Quote Originally Posted by Van View Post
Rank Amateur


Perhaps you wish to reconsider this opinion? Especially in this thread?

Consider the long term consequences had the Spartans and the rest of the Greeks not held at the Hot Gates as long as they did, or had they failed a year later at Platea. What we think of as Greek Democracy would never have happened, the Rennaissance would have been very different, etc. Military conflict buys time for diplomatic solutions, but in history we have a number of examples of leaders who see military force as their primary instrument of national power (Hitler, Milosevic, Saddam Hussein, for example). Wars matter, but require context to make sense.
Greek democracy, such as it was, would not have died under Persian rule. During the Ionian revolt, the Greek tyrannies in Ionia which revolted against Persia were put down and democracies implanted instead. Ionia (Greek Asia Minor) is the progenitor of Greek philosophy, a title it held under both Lydian and Persian hegemony.
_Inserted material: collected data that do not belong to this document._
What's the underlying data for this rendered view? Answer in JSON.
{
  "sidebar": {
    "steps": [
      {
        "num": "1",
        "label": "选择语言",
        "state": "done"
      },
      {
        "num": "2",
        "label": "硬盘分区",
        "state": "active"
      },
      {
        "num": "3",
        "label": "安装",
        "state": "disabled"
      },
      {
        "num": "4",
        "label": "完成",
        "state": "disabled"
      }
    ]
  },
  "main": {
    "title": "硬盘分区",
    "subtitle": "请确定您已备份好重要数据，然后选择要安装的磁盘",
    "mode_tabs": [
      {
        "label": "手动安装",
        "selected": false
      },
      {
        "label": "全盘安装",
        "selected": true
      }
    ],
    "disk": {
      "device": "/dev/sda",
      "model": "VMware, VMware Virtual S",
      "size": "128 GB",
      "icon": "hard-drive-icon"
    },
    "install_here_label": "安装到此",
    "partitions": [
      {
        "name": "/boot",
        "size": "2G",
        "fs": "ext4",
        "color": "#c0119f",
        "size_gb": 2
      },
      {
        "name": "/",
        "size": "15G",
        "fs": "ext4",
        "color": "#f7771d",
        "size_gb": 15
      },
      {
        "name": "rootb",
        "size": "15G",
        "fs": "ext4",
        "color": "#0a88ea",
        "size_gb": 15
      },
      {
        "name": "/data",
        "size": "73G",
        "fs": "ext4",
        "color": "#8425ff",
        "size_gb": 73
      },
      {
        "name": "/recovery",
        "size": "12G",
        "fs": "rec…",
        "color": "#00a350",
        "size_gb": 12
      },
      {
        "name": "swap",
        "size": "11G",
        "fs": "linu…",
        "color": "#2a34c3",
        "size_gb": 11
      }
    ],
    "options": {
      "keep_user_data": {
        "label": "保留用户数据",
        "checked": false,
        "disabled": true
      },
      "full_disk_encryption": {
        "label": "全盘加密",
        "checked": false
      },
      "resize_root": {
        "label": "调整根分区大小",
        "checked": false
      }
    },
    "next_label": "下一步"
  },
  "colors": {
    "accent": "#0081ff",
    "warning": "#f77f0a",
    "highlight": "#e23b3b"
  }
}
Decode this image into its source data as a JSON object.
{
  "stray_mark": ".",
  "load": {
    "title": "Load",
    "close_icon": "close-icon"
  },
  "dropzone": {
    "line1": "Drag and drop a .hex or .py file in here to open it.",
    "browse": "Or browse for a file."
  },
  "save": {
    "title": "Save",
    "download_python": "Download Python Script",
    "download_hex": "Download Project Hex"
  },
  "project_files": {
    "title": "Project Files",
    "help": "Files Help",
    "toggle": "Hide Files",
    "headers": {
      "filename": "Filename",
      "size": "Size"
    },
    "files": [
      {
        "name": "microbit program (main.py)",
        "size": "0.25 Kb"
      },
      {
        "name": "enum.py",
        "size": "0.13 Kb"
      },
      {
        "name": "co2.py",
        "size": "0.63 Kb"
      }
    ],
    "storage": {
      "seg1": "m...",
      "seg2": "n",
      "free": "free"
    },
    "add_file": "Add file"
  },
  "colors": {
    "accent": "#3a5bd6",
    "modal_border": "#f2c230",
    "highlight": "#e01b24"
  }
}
The critical battle of that campaign was Salamis, anyway. Thermopylae was like the Alamo or the Lusitania in that it provided a useful myth and rallying cry, but it was strategically insignificant. Plataea was the mopping up of a denuded army already in strategic retreat.

At any rate Greek democracy quite thoroughly crushed by the Macedonians and then the Romans. The principles of democracy, hardly exclusively Greek, were already reasonably widespread through the Mediterranean, including places as farflung as North Africa and Italy.

I do agree that wars matter, even if most often they are simply violent reveals of an already-existing state of affairs. The sheer violence of these "reveals" often leads to unexpected changes that would never have occurred if they had come about through more peaceful means. The bankruptcy of European colonialism in Asia, for instance, was brutally exposed by Japan in WWII, and this resulted in a far more rapid and more violent removal of European dominance than would have happened otherwise.